Part 3

5.7K 255 4
                                    

Sebenarnya Clara bukan orang yang suka dipandang lemah, seperti sekarang. Sahabat didepannya ini sungguh memandangnya seperti memandang pengemis di pinggir jalan yang tak mempunyai kaki. Dan Clara tak suka itu. Bahkan Clara yakin sebentar lagi dia akan menangis.

"Heii, c'mon Si aku kesini bukan untuk membuatmu menagis. Aku ingin mencurahkan isi hatiku"
"Ta.. Tapi Ca kau begitu kuat, kau tau jika aku diposisimu, mungkin aku sudah tak bisa bertahan"
"Ini juga salahku Si. Aku yang hadir dalam hidupnya. Dan membuat dia tak bisa menggapai apa yang dia inginkan" jawab Clara lirih
"Clara" panggil Cesi
"Hmm"
"Emmm, apakah kau mencintai suamimu?"
"Hufftt. Perempuan mana yang tak cinta dengan suaminya sendiri. Walaupun pernikahan ini bukan atas dasar cinta, tapi kau tau 6 bulan bersama itu bukan waktu yang singkat. Baiklah aku harus pulang Si. Sudah waktunya aku masak"
"Okey. Datanglah padaku jika kau butuh aku Ca. Aku selalu ada. Percayalah"
Clara hanya menjawab dengan senyuman.

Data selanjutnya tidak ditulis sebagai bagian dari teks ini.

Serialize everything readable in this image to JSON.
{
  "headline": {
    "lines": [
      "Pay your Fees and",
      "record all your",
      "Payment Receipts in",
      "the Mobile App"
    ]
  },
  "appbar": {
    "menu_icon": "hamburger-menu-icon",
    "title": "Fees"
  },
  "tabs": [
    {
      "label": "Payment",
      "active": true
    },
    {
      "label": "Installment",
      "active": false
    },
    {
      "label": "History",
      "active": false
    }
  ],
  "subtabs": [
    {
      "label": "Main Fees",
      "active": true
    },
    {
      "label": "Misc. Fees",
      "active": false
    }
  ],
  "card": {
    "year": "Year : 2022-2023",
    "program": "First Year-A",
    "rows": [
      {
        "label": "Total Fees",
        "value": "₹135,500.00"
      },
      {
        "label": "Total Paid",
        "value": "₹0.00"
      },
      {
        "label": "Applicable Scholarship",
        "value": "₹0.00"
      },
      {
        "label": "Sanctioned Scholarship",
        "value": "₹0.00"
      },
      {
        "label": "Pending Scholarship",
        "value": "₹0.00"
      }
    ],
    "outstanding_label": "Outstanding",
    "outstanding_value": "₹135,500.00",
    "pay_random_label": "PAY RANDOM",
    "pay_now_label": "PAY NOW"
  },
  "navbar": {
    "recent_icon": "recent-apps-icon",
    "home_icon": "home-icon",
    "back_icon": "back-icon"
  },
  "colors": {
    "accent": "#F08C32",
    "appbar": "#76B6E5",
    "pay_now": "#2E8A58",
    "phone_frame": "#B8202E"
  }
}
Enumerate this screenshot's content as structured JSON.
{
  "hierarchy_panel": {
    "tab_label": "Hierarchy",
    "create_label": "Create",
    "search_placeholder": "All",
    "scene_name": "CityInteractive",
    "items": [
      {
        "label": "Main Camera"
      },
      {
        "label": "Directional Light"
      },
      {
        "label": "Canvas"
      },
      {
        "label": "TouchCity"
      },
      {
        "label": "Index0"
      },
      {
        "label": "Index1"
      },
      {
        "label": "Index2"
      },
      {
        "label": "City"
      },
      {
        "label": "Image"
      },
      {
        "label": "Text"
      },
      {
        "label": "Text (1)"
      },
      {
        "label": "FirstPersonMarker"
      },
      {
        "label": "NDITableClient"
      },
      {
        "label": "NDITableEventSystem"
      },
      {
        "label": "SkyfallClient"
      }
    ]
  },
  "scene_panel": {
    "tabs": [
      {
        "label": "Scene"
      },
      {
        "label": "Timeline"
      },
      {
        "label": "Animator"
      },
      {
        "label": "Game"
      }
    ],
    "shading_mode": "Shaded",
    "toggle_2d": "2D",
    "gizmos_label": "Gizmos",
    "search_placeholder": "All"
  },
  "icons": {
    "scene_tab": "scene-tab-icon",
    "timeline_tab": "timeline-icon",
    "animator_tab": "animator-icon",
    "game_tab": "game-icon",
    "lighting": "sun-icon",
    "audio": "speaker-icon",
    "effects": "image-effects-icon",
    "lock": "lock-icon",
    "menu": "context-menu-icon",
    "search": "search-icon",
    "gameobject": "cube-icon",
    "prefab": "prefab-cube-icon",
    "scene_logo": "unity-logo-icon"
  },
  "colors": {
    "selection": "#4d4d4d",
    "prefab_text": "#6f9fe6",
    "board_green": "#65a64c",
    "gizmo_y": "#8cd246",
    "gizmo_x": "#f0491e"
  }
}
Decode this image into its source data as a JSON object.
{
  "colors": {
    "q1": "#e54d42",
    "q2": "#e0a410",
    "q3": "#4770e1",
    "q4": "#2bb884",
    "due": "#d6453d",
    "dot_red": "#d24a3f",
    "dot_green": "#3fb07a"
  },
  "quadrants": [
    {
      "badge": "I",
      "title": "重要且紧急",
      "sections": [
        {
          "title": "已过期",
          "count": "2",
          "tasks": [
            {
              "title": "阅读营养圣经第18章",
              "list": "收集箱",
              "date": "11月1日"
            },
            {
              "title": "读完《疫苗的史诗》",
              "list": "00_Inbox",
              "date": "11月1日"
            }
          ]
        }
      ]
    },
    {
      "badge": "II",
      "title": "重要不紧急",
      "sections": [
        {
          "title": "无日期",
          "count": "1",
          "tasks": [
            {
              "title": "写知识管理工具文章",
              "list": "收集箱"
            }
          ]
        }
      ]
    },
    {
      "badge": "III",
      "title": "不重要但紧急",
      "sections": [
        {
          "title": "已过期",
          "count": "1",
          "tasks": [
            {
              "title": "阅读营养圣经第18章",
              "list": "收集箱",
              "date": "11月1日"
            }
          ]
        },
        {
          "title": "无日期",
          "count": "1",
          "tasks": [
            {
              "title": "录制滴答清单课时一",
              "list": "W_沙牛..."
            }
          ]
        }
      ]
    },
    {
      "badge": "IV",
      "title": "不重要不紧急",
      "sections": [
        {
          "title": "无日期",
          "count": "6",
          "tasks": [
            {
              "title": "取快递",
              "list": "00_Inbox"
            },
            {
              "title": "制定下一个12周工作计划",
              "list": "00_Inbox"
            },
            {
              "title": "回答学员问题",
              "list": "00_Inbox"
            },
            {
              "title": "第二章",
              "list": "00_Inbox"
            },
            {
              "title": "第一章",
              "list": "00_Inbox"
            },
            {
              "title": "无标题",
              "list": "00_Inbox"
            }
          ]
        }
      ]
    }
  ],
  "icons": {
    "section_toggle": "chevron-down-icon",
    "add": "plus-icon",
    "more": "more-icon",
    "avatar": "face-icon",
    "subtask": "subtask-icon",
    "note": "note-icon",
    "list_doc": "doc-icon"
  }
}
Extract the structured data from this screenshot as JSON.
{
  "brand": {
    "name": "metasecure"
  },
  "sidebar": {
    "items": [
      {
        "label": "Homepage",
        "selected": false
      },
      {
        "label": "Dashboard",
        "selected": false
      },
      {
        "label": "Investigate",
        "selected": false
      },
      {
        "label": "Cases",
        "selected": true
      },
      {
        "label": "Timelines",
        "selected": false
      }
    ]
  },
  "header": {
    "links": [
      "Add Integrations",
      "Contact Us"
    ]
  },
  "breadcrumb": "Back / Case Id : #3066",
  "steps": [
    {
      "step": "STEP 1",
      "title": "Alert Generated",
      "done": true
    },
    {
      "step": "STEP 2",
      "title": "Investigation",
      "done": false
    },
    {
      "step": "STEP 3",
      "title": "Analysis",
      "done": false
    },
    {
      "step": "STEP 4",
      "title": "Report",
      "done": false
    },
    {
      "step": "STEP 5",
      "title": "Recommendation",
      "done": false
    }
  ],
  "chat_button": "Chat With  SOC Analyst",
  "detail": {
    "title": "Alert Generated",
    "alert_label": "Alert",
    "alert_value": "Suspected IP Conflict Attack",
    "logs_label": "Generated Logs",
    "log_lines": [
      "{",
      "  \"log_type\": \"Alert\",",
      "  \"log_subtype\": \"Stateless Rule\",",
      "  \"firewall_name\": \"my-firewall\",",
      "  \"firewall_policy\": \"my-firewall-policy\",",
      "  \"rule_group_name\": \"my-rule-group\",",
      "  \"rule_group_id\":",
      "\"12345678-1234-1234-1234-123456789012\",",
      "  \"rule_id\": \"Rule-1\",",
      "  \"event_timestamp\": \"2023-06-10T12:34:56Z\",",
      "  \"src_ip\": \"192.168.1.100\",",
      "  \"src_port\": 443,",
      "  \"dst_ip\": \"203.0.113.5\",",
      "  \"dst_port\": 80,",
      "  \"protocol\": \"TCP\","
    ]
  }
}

Lalu bergegas mengambil tasnya di kursi cafe, berjalan ke arah pintu. Belum sampai Clara menggapai pintu, badannya sudah membeku.

Disana, di pintu itu masuklah sepasang manusia dengan senyuman lebar seolah memuja satu sama lain. Clara tidak bodoh, Clara tau siapa mereka, sangat sangat tau.

Mereka yang tidak bisa bersama gara-gara Clara. Laki laki itu yang 6 bulan terakhir mengisi hidup Clara bagai oksigen. Suaminya tertawa lepas dengan wanita lain.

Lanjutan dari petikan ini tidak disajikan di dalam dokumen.